Scripture Readings: Acts 11:19-26;  Jn 10: 22-30           

After Charles Darwin watched his beloved ten-year-old daughter, Annie, slowly die of tuberculosis he stopped believing in an all-powerful and loving God. For how could God cause or permit such grief by suffering and death, even of his own Son? But Jesus reveals that the Father is not indifferent, nor uncaring nor the cause, rather, God grieves and works with us in the universal struggle against evil.

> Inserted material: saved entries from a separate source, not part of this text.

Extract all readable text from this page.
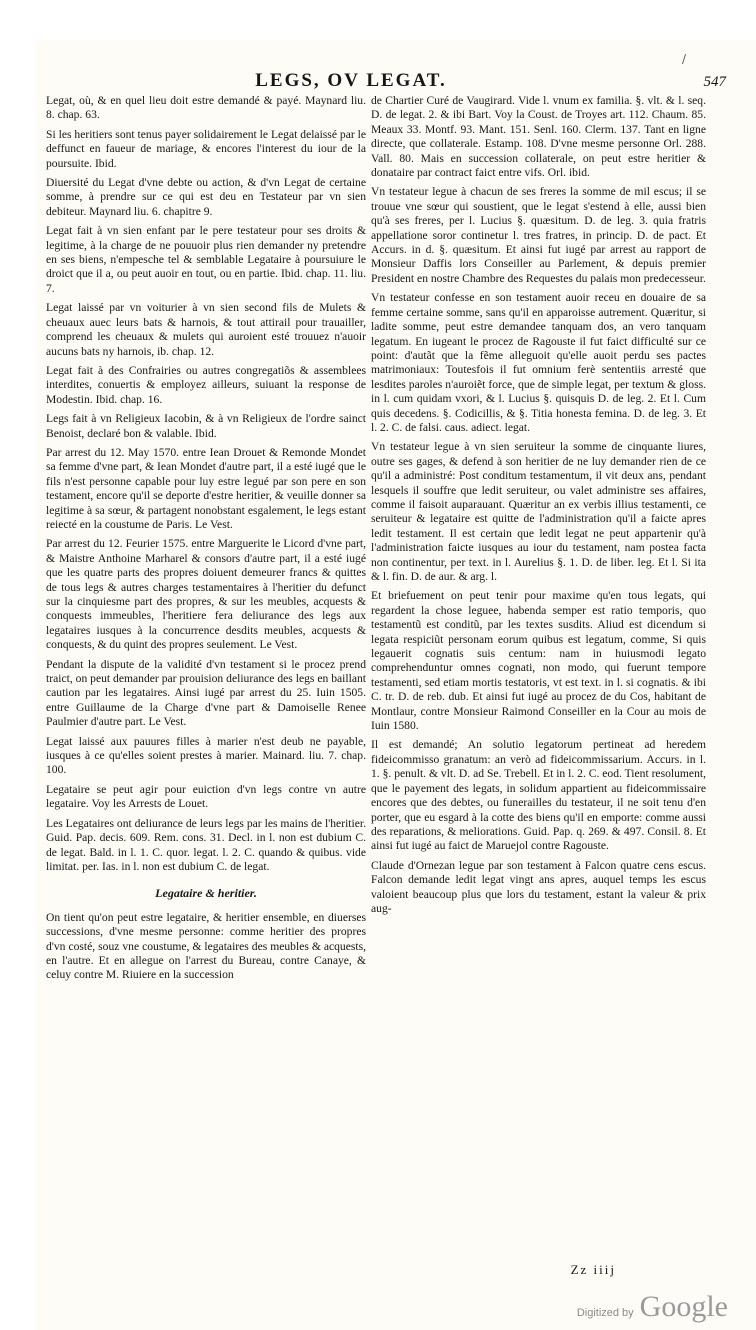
/
LEGS, OV LEGAT.	547

Legat, où, & en quel lieu doit estre demandé & payé. Maynard liu. 8. chap. 63.

Si les heritiers sont tenus payer solidairement le Legat delaissé par le deffunct en faueur de mariage, & encores l'interest du iour de la poursuite. Ibid.

Diuersité du Legat d'vne debte ou action, & d'vn Legat de certaine somme, à prendre sur ce qui est deu en Testateur par vn sien debiteur. Maynard liu. 6. chapitre 9.

Legat fait à vn sien enfant par le pere testateur pour ses droits & legitime, à la charge de ne pouuoir plus rien demander ny pretendre en ses biens, n'empesche tel & semblable Legataire à poursuiure le droict que il a, ou peut auoir en tout, ou en partie. Ibid. chap. 11. liu. 7.

Legat laissé par vn voiturier à vn sien second fils de Mulets & cheuaux auec leurs bats & harnois, & tout attirail pour trauailler, comprend les cheuaux & mulets qui auroient esté trouuez n'auoir aucuns bats ny harnois, ib. chap. 12.

Legat fait à des Confrairies ou autres congregatiõs & assemblees interdites, conuertis & employez ailleurs, suiuant la response de Modestin. Ibid. chap. 16.

Legs fait à vn Religieux Iacobin, & à vn Religieux de l'ordre sainct Benoist, declaré bon & valable. Ibid.

Par arrest du 12. May 1570. entre Iean Drouet & Remonde Mondet sa femme d'vne part, & Iean Mondet d'autre part, il a esté iugé que le fils n'est personne capable pour luy estre legué par son pere en son testament, encore qu'il se deporte d'estre heritier, & veuille donner sa legitime à sa sœur, & partagent nonobstant esgalement, le legs estant reiecté en la coustume de Paris. Le Vest.

Par arrest du 12. Feurier 1575. entre Marguerite le Licord d'vne part, & Maistre Anthoine Marharel & consors d'autre part, il a esté iugé que les quatre parts des propres doiuent demeurer francs & quittes de tous legs & autres charges testamentaires à l'heritier du defunct sur la cinquiesme part des propres, & sur les meubles, acquests & conquests immeubles, l'heritiere fera deliurance des legs aux legataires iusques à la concurrence desdits meubles, acquests & conquests, & du quint des propres seulement. Le Vest.

Pendant la dispute de la validité d'vn testament si le procez prend traict, on peut demander par prouision deliurance des legs en baillant caution par les legataires. Ainsi iugé par arrest du 25. Iuin 1505. entre Guillaume de la Charge d'vne part & Damoiselle Renee Paulmier d'autre part. Le Vest.

Legat laissé aux pauures filles à marier n'est deub ne payable, iusques à ce qu'elles soient prestes à marier. Mainard. liu. 7. chap. 100.

Legataire se peut agir pour euiction d'vn legs contre vn autre legataire. Voy les Arrests de Louet.

Les Legataires ont deliurance de leurs legs par les mains de l'heritier. Guid. Pap. decis. 609. Rem. cons. 31. Decl. in l. non est dubium C. de legat. Bald. in l. 1. C. quor. legat. l. 2. C. quando & quibus. vide limitat. per. Ias. in l. non est dubium C. de legat.

Legataire & heritier.

On tient qu'on peut estre legataire, & heritier ensemble, en diuerses successions, d'vne mesme personne: comme heritier des propres d'vn costé, souz vne coustume, & legataires des meubles & acquests, en l'autre. Et en allegue on l'arrest du Bureau, contre Canaye, & celuy contre M. Riuiere en la succession

de Chartier Curé de Vaugirard. Vide l. vnum ex familia. §. vlt. & l. seq. D. de legat. 2. & ibi Bart. Voy la Coust. de Troyes art. 112. Chaum. 85. Meaux 33. Montf. 93. Mant. 151. Senl. 160. Clerm. 137. Tant en ligne directe, que collaterale. Estamp. 108. D'vne mesme personne Orl. 288. Vall. 80. Mais en succession collaterale, on peut estre heritier & donataire par contract faict entre vifs. Orl. ibid.

Vn testateur legue à chacun de ses freres la somme de mil escus; il se trouue vne sœur qui soustient, que le legat s'estend à elle, aussi bien qu'à ses freres, per l. Lucius §. quæsitum. D. de leg. 3. quia fratris appellatione soror continetur l. tres fratres, in princip. D. de pact. Et Accurs. in d. §. quæsitum. Et ainsi fut iugé par arrest au rapport de Monsieur Daffis lors Conseiller au Parlement, & depuis premier President en nostre Chambre des Requestes du palais mon predecesseur.

Vn testateur confesse en son testament auoir receu en douaire de sa femme certaine somme, sans qu'il en apparoisse autrement. Quæritur, si ladite somme, peut estre demandee tanquam dos, an vero tanquam legatum. En iugeant le procez de Ragouste il fut faict difficulté sur ce point: d'autãt que la fẽme alleguoit qu'elle auoit perdu ses pactes matrimoniaux: Toutesfois il fut omnium ferè sententiis arresté que lesdites paroles n'auroiẽt force, que de simple legat, per textum & gloss. in l. cum quidam vxori, & l. Lucius §. quisquis D. de leg. 2. Et l. Cum quis decedens. §. Codicillis, & §. Titia honesta femina. D. de leg. 3. Et l. 2. C. de falsi. caus. adiect. legat.

Vn testateur legue à vn sien seruiteur la somme de cinquante liures, outre ses gages, & defend à son heritier de ne luy demander rien de ce qu'il a administré: Post conditum testamentum, il vit deux ans, pendant lesquels il souffre que ledit seruiteur, ou valet administre ses affaires, comme il faisoit auparauant. Quæritur an ex verbis illius testamenti, ce seruiteur & legataire est quitte de l'administration qu'il a faicte apres ledit testament. Il est certain que ledit legat ne peut appartenir qu'à l'administration faicte iusques au iour du testament, nam postea facta non continentur, per text. in l. Aurelius §. 1. D. de liber. leg. Et l. Si ita & l. fin. D. de aur. & arg. l.

Et briefuement on peut tenir pour maxime qu'en tous legats, qui regardent la chose leguee, habenda semper est ratio temporis, quo testamentũ est conditũ, par les textes susdits. Aliud est dicendum si legata respiciũt personam eorum quibus est legatum, comme, Si quis legauerit cognatis suis centum: nam in huiusmodi legato comprehenduntur omnes cognati, non modo, qui fuerunt tempore testamenti, sed etiam mortis testatoris, vt est text. in l. si cognatis. & ibi C. tr. D. de reb. dub. Et ainsi fut iugé au procez de du Cos, habitant de Montlaur, contre Monsieur Raimond Conseiller en la Cour au mois de Iuin 1580.

Il est demandé; An solutio legatorum pertineat ad heredem fideicommisso granatum: an verò ad fideicommissarium. Accurs. in l. 1. §. penult. & vlt. D. ad Se. Trebell. Et in l. 2. C. eod. Tient resolument, que le payement des legats, in solidum appartient au fideicommissaire encores que des debtes, ou funerailles du testateur, il ne soit tenu d'en porter, que eu esgard à la cotte des biens qu'il en emporte: comme aussi des reparations, & meliorations. Guid. Pap. q. 269. & 497. Consil. 8. Et ainsi fut iugé au faict de Maruejol contre Ragouste.

Claude d'Ornezan legue par son testament à Falcon quatre cens escus. Falcon demande ledit legat vingt ans apres, auquel temps les escus valoient beaucoup plus que lors du testament, estant la valeur & prix aug-

Zz iiij
Digitized by Google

It is a fundamental principle in the Gospel of St. John that “Jesus and the Father are one,”(Jn. 10:30).“Whoever has seen me has seen the Father,” (Jn 14:9). “If you know me then you will also know my Father,”(Jn 14:7). So, when Jesus prays, “Let this chalice pass from me, yet not as I will but as you will, “he is showing us the Father saying, “If it be possible let this chalice pass from you, yet not as I will but as you will. “When Jesus dies on the cross saying, “My God, my God, why have you forsaken me, “we should hear the Father saying, “Oh, Jesus my son, would I had died instead of you, Oh, Jesus, my son, my son.” The Father and Jesus are not engaged in a struggle with each other. Rather, with one heart and one Spirit they are struggling together against evil and all the terrible consequences of sinful free will in a fallen world.

When we suffer from the tragedies of life, God grieves with us. And because God is all-powerful and infinitely loving he can change our grief, our innocent suffering and our repentant sinfulness into everlasting happiness. I like to imagine the amazement and joy of Charles Darwin being forever reunited with his beloved child, Annie, in the kingdom of heaven!